"Yes, sir. Your sword!" demanded Dale. The man hesitated.
"Disarm him!" cried the American. Two or three of the boarding parties closed around them.
"Sir," asked the lieutenant, turning to his captain, "is it true that we have struck?"
"Yes, sir," answered Pearson, hoarsely.
"My God!" cried Pascoe. There was a momentary silence.
"I have nothing more to say, sir," he added. "I will go below and call off the men," said the lieutenant, turning away.

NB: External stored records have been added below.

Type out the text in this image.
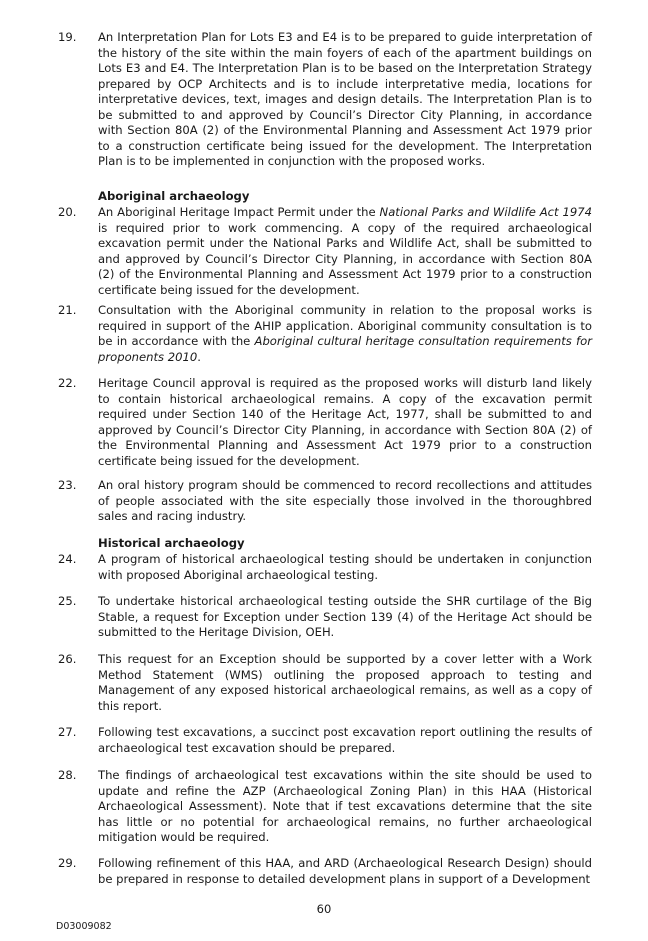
19. An Interpretation Plan for Lots E3 and E4 is to be prepared to guide interpretation of the history of the site within the main foyers of each of the apartment buildings on Lots E3 and E4. The Interpretation Plan is to be based on the Interpretation Strategy prepared by OCP Architects and is to include interpretative media, locations for interpretative devices, text, images and design details. The Interpretation Plan is to be submitted to and approved by Council’s Director City Planning, in accordance with Section 80A (2) of the Environmental Planning and Assessment Act 1979 prior to a construction certificate being issued for the development. The Interpretation Plan is to be implemented in conjunction with the proposed works.

Aboriginal archaeology
20. An Aboriginal Heritage Impact Permit under the National Parks and Wildlife Act 1974 is required prior to work commencing. A copy of the required archaeological excavation permit under the National Parks and Wildlife Act, shall be submitted to and approved by Council’s Director City Planning, in accordance with Section 80A (2) of the Environmental Planning and Assessment Act 1979 prior to a construction certificate being issued for the development.

21. Consultation with the Aboriginal community in relation to the proposal works is required in support of the AHIP application. Aboriginal community consultation is to be in accordance with the Aboriginal cultural heritage consultation requirements for proponents 2010.

22. Heritage Council approval is required as the proposed works will disturb land likely to contain historical archaeological remains. A copy of the excavation permit required under Section 140 of the Heritage Act, 1977, shall be submitted to and approved by Council’s Director City Planning, in accordance with Section 80A (2) of the Environmental Planning and Assessment Act 1979 prior to a construction certificate being issued for the development.

23. An oral history program should be commenced to record recollections and attitudes of people associated with the site especially those involved in the thoroughbred sales and racing industry.

Historical archaeology
24. A program of historical archaeological testing should be undertaken in conjunction with proposed Aboriginal archaeological testing.

25. To undertake historical archaeological testing outside the SHR curtilage of the Big Stable, a request for Exception under Section 139 (4) of the Heritage Act should be submitted to the Heritage Division, OEH.

26. This request for an Exception should be supported by a cover letter with a Work Method Statement (WMS) outlining the proposed approach to testing and Management of any exposed historical archaeological remains, as well as a copy of this report.

27. Following test excavations, a succinct post excavation report outlining the results of archaeological test excavation should be prepared.

28. The findings of archaeological test excavations within the site should be used to update and refine the AZP (Archaeological Zoning Plan) in this HAA (Historical Archaeological Assessment). Note that if test excavations determine that the site has little or no potential for archaeological remains, no further archaeological mitigation would be required.

29. Following refinement of this HAA, and ARD (Archaeological Research Design) should be prepared in response to detailed development plans in support of a Development

60
D03009082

"No, sir!" interrupted Dale. "You will accompany your captain on board our ship at once. Pass the word to cease firing. The ship has struck."
As the English captain and his first lieutenant stepped over the rail upon the high poop of the Richard, the roar of the guns died away, this time for good. Seizing a dangling rope they swung themselves inboard, and found themselves face to face with a little man in a tattered uniform, hatless, covered with dust and smoke, powder-stained and grimy with the soil of the battle. Blood spattering from a wound in his forehead had coagulated upon his cheek. He was a hideous-looking spectacle. The red firelight played luridly upon him. Nothing but the piercing black eyes which burned and gleamed out of his face in the darkness bespoke the high humanity of the man.
"Is it--" "Captain John Paul Jones, at your service, gentlemen."
"My sword," said Pearson, tendering it to him formally. "I regret," he added ungraciously, "at being compelled to strike to a man who has fought with a halter around his neck."